NAMED DRIVER EXCLUSION
This option is aimed at parents wishing to avoid some of the high costs of comprehensive and collision typically associated with adding a teenaged driver to a policy. If such a driver will not be permitted to drive the most expensive family car, they can now be excluded from coverage on that car. If the named driver uses the car and has an accident, the insurer will not pay comprehensive and collision claims to have the car repaired.

NEW LOWER PIP LIMITS
While $250,000 in personal injury protection (PIP) medical coverage remains an option, consumers may now choose to buy reduced levels of PIP: $15,000, $50,000, $75,000 or $150,000. In the case of certain serious/permanent injuries, the $250,000 limit still applies to all policies.

LAWSUIT LIMITATIONS
For those who want to sue for any reason, regardless of the severity of the injury, the no-limit-on-lawsuit option remains available. As in the past, the premium for this option is significantly higher than for the lawsuit limitation threshold option which limits an individual's right to sue. The new reforms tighten up the lawsuit limitation threshold language used to define injuries eligible for suit.

MEDICAL PROTOCOLS
To combat the over-use of medical benefits long associated with New Jersey's auto insurance system, new medical protocols have been established for the treatment of soft tissue injuries to the neck and spine. These protocols are used as guidelines only - and are not intended to replace a treating physician's medical judgement. A new arbitration system has been established to ensure that an independent panel of medical peers will resolve conflicts over what treatments are medically necessary.

TIER RATING
Insurers began implementing their tier rating plans at the end of 1998. Under tier rating, drivers are assigned to different rating tiers according to driving history and a variety of other risk characteristics including coverage limit, vehicle type and years of driving experience. Insurance companies created tiers based on risk characteristics that are important to them. They were required to prove to the state that the risk characteristics they chose were not arbitrary, capricious, or unfairly discriminatory and that the tiers were reasonable based on their loss experience. In addition, the tier systems for each company had to be revenue neutral, that is, companies could not take in more dollars, or be forced to take in less dollars, under the new system.

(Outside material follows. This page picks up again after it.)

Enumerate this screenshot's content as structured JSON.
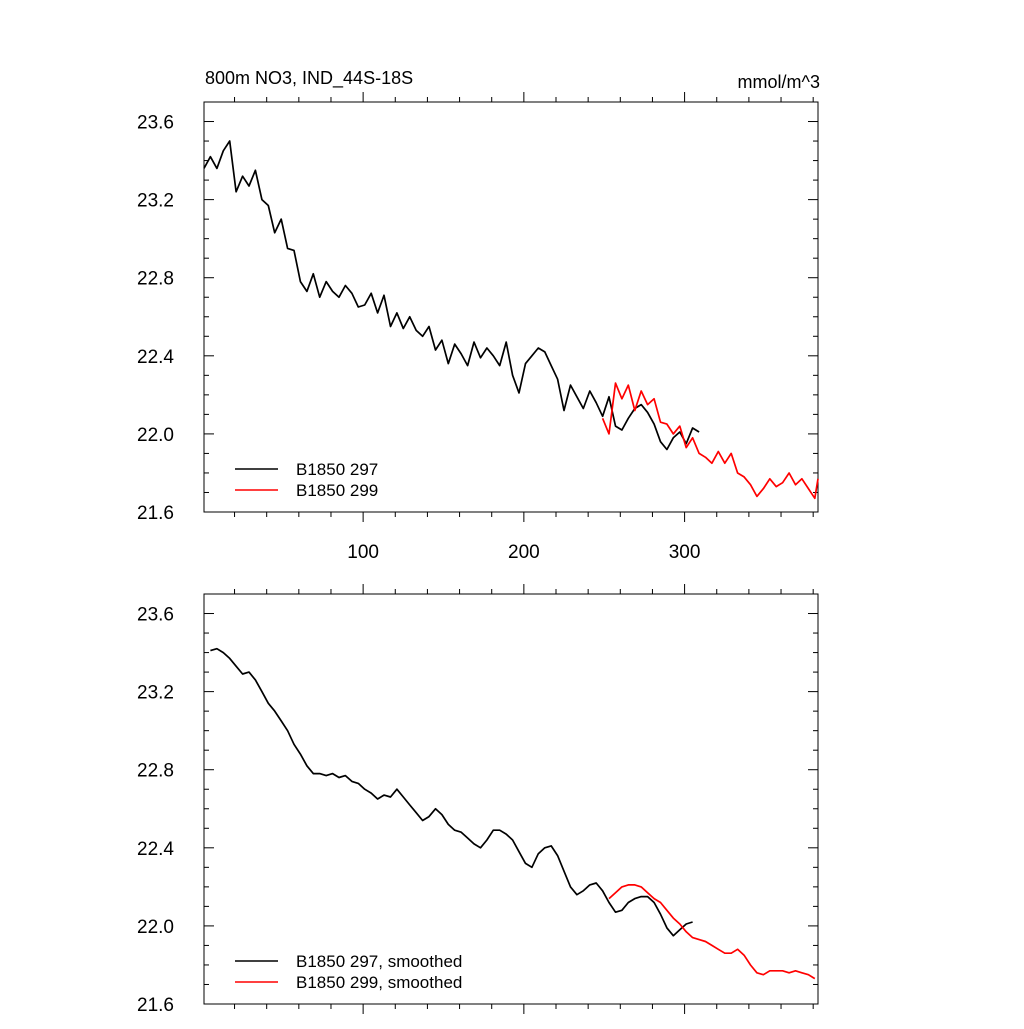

Because the tier systems vary and because risk characteristics that might place a driver in a particular tier with one company may not be viewed in the same way by another, it is now more important that ever for consumers to compare a number of companies to ensure that they find the coverage and rating plan best suited to their individual circumstances. Quite often, drivers who experience a rate increase with one company pay significantly less with another.